API selection guidance

  • Portal API (/ena/portal/api/search): use for searching and exporting metadata at scale.
    • Typical outputs: json, tsv, csv.
    • Supports complex query expressions (see references/api_reference.md).
  • Browser API (/ena/browser/api/xml/{accession}): use for direct retrieval by accession.
    • Output: XML (parse with an XML parser, not regex).
  • Taxonomy REST API (/ena/taxonomy/rest/...): use for lineage/rank lookups.
  • Cross-reference service: https://www.ebi.ac.uk/ena/xref/rest/ for related records in external databases.
  • CRAM reference registry: https://www.ebi.ac.uk/ena/cram/ for reference sequence retrieval by checksum.

Query parameters and outputs (practical notes)

  • Portal API core parameters (commonly used):
    • result: record type (e.g., sample, read_run, assembly)
    • query: filter expression (e.g., study_accession=PRJEB1234, tax_tree(Escherichia coli))
    • fields: comma-separated fields to return (improves performance vs returning everything)
    • format: json/tsv/csv
    • limit (and pagination where applicable)
  • File retrieval:
    • For raw reads, prefer extracting file locations (e.g., fastq_ftp) from Portal results, then download via FTP/Aspera for scale.

Rate limiting and robustness

  • ENA APIs are rate-limited (commonly documented as 50 requests/second).
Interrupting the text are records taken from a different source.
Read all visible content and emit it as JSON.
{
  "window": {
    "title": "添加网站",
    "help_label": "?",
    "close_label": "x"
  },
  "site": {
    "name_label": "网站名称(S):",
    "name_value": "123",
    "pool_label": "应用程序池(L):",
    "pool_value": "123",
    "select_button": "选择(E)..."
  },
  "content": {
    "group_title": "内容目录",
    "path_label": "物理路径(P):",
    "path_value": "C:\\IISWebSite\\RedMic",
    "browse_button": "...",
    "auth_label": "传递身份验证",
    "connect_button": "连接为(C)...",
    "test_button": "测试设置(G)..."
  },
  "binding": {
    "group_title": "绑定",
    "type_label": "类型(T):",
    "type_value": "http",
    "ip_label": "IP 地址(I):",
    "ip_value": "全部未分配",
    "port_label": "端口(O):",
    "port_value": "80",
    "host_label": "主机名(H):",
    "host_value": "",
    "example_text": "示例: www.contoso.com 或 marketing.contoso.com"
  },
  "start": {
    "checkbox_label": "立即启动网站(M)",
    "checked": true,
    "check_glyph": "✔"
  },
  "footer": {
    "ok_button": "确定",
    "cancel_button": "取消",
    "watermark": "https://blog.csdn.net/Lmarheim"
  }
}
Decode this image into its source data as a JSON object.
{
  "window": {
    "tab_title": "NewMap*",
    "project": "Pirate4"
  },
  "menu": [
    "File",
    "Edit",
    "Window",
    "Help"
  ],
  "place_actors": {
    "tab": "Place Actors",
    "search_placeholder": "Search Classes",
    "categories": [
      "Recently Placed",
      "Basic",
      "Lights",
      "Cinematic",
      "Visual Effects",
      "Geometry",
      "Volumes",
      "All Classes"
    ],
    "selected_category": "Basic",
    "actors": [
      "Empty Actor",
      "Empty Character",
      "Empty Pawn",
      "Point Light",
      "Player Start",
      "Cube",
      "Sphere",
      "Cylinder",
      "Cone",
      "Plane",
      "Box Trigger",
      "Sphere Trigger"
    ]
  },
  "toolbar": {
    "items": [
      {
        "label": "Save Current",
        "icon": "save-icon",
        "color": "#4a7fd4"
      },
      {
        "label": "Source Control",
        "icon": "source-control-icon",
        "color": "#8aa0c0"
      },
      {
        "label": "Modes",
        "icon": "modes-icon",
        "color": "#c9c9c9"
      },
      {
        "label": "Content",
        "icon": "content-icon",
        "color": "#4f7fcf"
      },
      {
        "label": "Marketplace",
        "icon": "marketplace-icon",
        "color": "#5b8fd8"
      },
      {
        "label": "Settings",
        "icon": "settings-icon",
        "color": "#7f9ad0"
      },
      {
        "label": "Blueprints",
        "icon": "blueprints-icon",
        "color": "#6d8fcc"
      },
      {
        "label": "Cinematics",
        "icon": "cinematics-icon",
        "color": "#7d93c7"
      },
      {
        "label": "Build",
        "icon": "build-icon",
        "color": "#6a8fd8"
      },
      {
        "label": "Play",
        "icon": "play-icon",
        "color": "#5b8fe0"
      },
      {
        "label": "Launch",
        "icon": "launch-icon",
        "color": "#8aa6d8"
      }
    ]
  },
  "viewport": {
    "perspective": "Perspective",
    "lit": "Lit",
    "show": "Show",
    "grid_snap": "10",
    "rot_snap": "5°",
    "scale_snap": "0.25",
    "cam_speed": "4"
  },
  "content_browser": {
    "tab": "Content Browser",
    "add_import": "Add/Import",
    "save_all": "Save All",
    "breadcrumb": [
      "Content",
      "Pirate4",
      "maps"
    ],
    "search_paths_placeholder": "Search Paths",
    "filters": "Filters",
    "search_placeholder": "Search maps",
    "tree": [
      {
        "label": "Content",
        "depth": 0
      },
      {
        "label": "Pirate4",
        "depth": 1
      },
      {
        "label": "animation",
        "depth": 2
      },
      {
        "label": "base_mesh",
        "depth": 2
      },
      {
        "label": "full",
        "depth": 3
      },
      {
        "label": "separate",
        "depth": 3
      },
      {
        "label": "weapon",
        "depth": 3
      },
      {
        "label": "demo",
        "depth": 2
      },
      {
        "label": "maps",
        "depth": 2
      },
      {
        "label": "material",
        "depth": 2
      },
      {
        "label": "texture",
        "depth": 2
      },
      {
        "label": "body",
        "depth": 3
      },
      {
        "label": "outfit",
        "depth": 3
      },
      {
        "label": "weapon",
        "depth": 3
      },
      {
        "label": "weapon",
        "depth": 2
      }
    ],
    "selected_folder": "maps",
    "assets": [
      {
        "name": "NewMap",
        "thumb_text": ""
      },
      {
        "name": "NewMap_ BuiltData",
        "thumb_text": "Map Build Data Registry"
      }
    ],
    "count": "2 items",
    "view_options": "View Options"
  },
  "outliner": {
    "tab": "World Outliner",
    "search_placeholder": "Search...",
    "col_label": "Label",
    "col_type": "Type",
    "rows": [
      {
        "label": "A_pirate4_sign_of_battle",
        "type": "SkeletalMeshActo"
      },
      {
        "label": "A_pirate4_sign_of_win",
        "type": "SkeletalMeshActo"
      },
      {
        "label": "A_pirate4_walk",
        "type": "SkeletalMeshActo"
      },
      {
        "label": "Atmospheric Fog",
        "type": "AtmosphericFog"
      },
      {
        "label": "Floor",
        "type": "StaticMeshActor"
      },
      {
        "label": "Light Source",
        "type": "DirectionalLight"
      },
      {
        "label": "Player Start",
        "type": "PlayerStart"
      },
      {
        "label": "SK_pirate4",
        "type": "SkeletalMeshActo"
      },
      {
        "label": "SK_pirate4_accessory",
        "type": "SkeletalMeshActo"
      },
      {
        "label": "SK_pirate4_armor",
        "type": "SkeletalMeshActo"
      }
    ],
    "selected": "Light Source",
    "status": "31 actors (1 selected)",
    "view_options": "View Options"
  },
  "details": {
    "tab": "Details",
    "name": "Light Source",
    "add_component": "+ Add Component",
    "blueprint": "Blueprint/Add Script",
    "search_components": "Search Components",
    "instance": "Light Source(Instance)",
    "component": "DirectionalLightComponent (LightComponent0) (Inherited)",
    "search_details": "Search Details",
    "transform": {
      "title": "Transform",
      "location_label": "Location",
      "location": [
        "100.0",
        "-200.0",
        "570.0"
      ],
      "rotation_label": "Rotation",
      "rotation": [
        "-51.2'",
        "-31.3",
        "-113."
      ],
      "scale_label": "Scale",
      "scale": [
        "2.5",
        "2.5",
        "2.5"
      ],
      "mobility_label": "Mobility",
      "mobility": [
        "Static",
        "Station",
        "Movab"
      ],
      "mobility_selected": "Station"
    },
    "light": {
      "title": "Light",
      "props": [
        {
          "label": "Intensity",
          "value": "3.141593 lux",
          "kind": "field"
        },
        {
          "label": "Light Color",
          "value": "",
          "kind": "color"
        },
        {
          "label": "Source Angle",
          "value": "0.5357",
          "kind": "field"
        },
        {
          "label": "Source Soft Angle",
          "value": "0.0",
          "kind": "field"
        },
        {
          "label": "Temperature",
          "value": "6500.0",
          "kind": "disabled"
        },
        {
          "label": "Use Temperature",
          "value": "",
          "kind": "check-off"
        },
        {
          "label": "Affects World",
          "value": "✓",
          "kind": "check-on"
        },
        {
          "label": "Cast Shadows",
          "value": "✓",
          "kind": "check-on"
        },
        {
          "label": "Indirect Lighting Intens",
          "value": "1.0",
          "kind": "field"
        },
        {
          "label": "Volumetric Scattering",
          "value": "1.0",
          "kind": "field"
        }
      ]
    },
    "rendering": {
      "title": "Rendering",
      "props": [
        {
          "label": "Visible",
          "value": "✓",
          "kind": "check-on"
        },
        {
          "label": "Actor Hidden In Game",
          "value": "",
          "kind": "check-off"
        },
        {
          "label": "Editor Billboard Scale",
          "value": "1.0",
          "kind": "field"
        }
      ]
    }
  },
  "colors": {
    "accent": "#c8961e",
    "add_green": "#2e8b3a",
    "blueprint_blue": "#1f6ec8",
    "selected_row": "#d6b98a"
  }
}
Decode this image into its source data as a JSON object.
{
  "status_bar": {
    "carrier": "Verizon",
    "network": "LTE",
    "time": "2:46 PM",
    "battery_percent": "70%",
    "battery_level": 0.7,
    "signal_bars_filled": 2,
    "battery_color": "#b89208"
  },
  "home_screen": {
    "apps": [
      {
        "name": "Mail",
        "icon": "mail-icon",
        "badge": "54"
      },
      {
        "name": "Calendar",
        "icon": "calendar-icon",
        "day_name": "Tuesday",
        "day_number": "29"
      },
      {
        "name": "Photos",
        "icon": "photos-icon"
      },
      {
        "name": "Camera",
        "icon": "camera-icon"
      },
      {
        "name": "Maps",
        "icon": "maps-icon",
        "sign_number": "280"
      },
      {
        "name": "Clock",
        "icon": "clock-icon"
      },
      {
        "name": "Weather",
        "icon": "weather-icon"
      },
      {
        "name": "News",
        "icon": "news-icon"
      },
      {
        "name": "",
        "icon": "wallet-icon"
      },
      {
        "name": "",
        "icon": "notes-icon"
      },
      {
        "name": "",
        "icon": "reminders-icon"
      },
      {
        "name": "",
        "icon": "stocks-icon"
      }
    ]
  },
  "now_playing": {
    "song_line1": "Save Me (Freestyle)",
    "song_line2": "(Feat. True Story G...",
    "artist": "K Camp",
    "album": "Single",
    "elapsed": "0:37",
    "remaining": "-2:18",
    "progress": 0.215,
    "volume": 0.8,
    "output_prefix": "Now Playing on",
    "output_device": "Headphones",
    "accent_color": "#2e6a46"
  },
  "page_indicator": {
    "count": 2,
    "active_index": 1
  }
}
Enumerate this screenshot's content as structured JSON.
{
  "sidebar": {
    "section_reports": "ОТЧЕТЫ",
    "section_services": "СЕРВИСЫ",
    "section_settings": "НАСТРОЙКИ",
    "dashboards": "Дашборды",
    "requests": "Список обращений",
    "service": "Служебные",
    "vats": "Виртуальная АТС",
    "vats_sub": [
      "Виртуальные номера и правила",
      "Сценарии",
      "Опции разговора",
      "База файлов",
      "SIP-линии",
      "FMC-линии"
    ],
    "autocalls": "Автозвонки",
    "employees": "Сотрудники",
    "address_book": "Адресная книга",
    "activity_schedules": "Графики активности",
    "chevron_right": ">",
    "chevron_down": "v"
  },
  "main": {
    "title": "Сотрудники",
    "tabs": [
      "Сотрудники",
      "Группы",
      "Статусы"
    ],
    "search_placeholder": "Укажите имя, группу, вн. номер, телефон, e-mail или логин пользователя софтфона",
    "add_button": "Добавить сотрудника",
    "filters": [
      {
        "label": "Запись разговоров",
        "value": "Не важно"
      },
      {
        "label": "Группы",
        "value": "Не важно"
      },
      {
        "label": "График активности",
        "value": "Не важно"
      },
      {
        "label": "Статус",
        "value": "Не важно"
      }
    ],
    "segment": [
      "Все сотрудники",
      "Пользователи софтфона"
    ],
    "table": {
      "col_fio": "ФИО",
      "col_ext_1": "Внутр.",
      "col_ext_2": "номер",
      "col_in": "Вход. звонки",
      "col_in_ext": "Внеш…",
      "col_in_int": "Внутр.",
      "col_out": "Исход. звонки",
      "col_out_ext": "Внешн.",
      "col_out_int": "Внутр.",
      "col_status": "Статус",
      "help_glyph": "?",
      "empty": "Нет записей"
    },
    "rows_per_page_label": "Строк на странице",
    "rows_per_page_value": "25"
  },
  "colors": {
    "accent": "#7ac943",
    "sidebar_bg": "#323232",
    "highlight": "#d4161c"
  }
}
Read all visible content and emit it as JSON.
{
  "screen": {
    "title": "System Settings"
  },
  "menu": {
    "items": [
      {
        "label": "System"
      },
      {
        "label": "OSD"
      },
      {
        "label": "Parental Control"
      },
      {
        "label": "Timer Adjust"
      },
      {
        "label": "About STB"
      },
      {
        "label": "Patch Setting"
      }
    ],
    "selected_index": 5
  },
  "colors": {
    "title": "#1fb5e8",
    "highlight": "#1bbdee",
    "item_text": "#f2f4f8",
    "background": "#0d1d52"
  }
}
Exceeding limits returns HTTP 429.
  • Implement:
    • exponential backoff on 429,
    • request consolidation (fetch multiple fields in one query),
    • bulk download mechanisms for large datasets instead of per-accession loops.
  1. Search with Portal API to obtain accessions and file URLs.
  2. Resolve any needed details (optional) via Browser API XML for specific accessions.
  3. Download large files via FTP/Aspera or tooling (rather than API streaming).
  4. Cache taxonomy lookups when processing many records to reduce repeated calls.